Rubble was loaded onto open-sided gondolas and dumped into the river.

The American prisoners “couldn’t fight anymore, but we sure as hell could mess up,” Fellman said. “We found that if you put the lighter pieces of rock on the opposite side of the gondola, when you flipped the switch the cart would go into the river. When that happened the Germans would go absolutely nuts.

“Then everybody in the place got beat,” he recalled. “But you got beaten anyway, so it didn’t seem to matter. We didn’t want them to be happy.”

“We worked 12-hour shifts. We didn’t talk,” Fellman continued. “Guys were dying. We lost 40 or so men in the tunnels.”

In April, as the war in Europe ended, the men were sent out of the camp on a death march.

“One morning when I got up I found that my leg had blown up and swollen to the point that it burst my boot,” Fellman said. His lice bites had become infected, and he was in the first stage of gangrene.

Unlike civilians, who were shot when they could not keep up, POWs were heaped onto a cart that could safely hold nine or 10 people. The Germans would throw on 25 to 30, and “invariably anybody on the bottom would suffocate.”

Fellman was lucky. He was at the top of the heap. Another soldier died with his head in Fellman’s lap.

And then, “one morning we looked around and there were no guards. And then I looked over the crest of the road and there was an American tank with some G.I.s,” he said. “They were the best-looking ugly guys I ever saw.”

Sent to an overcrowded Paris hospital, Fellman was put in the hall.

“People would look at me and I’d see horror in their eyes,” he said. “I hadn’t realized how bad I looked until I saw it in their eyes.”

He survived, he said, because he had been in prime physical condition when he was taken prisoner. He had gone to Germany weighing 178 pounds but was down to 86 pounds when he was liberated.

Fellman has gone on to have a good life.
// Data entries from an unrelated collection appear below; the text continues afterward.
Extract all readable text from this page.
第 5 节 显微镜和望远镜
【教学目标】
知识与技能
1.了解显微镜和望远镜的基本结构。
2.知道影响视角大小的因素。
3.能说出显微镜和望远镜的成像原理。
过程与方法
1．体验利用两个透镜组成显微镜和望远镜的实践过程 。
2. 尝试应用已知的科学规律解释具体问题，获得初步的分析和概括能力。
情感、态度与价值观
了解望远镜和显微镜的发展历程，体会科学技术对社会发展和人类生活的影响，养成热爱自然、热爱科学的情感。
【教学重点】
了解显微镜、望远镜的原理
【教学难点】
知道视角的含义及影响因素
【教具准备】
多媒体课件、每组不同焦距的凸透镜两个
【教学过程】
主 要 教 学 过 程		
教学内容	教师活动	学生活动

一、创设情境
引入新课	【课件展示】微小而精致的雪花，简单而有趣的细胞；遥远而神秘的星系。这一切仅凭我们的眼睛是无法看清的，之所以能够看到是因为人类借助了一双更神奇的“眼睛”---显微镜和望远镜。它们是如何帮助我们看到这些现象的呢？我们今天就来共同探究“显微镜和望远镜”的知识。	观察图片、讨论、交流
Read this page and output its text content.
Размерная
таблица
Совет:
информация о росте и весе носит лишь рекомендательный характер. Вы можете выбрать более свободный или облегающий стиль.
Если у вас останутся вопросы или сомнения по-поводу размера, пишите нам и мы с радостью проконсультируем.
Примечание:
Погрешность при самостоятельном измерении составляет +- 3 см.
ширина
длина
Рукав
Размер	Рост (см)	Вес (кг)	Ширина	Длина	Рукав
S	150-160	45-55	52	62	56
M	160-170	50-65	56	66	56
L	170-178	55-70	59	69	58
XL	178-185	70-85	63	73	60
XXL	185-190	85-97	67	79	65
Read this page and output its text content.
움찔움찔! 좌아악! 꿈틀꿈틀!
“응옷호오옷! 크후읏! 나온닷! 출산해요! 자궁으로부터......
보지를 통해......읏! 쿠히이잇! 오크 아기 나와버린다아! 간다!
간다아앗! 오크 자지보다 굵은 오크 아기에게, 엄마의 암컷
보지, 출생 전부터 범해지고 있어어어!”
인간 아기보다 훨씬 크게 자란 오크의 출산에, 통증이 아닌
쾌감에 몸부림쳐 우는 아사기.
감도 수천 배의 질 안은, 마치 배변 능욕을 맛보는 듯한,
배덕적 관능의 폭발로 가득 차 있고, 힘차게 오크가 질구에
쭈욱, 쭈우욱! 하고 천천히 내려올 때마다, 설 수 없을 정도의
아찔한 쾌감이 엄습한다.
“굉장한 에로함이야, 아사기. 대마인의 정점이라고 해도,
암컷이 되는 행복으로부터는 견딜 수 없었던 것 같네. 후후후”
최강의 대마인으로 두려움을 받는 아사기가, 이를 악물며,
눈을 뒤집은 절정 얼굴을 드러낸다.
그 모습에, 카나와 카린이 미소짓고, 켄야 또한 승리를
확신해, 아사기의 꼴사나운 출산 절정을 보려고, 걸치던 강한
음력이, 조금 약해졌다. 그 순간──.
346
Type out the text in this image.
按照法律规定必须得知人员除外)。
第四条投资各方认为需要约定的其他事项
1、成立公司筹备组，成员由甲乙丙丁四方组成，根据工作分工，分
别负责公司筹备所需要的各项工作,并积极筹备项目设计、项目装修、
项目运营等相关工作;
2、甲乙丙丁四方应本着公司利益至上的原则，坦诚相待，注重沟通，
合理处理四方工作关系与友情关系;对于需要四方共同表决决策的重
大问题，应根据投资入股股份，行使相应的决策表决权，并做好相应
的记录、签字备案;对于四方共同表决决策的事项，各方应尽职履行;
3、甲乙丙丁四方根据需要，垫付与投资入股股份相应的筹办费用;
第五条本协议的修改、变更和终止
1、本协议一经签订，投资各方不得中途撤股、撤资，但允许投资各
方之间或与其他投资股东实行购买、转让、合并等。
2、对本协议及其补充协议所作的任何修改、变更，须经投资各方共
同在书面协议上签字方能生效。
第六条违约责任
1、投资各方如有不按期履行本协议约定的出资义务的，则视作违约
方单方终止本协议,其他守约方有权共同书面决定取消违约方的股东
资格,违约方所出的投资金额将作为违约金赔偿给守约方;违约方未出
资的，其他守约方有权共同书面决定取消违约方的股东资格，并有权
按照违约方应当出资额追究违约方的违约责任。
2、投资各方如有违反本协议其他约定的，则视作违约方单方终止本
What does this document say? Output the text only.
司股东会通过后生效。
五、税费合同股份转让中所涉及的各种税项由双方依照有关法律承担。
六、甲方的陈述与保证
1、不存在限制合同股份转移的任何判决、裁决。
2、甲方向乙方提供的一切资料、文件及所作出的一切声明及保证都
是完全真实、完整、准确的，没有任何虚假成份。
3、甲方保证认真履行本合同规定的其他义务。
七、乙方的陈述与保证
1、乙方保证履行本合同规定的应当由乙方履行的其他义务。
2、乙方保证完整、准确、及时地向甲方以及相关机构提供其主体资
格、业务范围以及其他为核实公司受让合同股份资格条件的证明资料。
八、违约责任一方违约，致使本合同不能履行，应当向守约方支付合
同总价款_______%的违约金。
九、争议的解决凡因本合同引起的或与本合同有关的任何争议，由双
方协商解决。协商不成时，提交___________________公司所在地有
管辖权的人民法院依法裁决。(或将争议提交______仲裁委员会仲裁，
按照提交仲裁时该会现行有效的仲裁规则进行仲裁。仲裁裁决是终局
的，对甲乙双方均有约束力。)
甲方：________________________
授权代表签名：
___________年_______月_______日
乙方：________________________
He retired after many years in the shoe business and, with his wife, Ruth, bought a farm in New Jersey’s horse country.

His life is filled with their children, grandchildren, family, friends, Arabian horses, dogs and love. But he started telling his story just 10 years ago, and he still finds it hard to retain his composure as he talks.

Though Fellman is not fond of organized religion, he is deeply Jewish.

“A refrain used to go through my head,” he said. “It’s from the camps. I’m a Jew born and a Jew bred, and when I die, I’ll be a Jew dead.”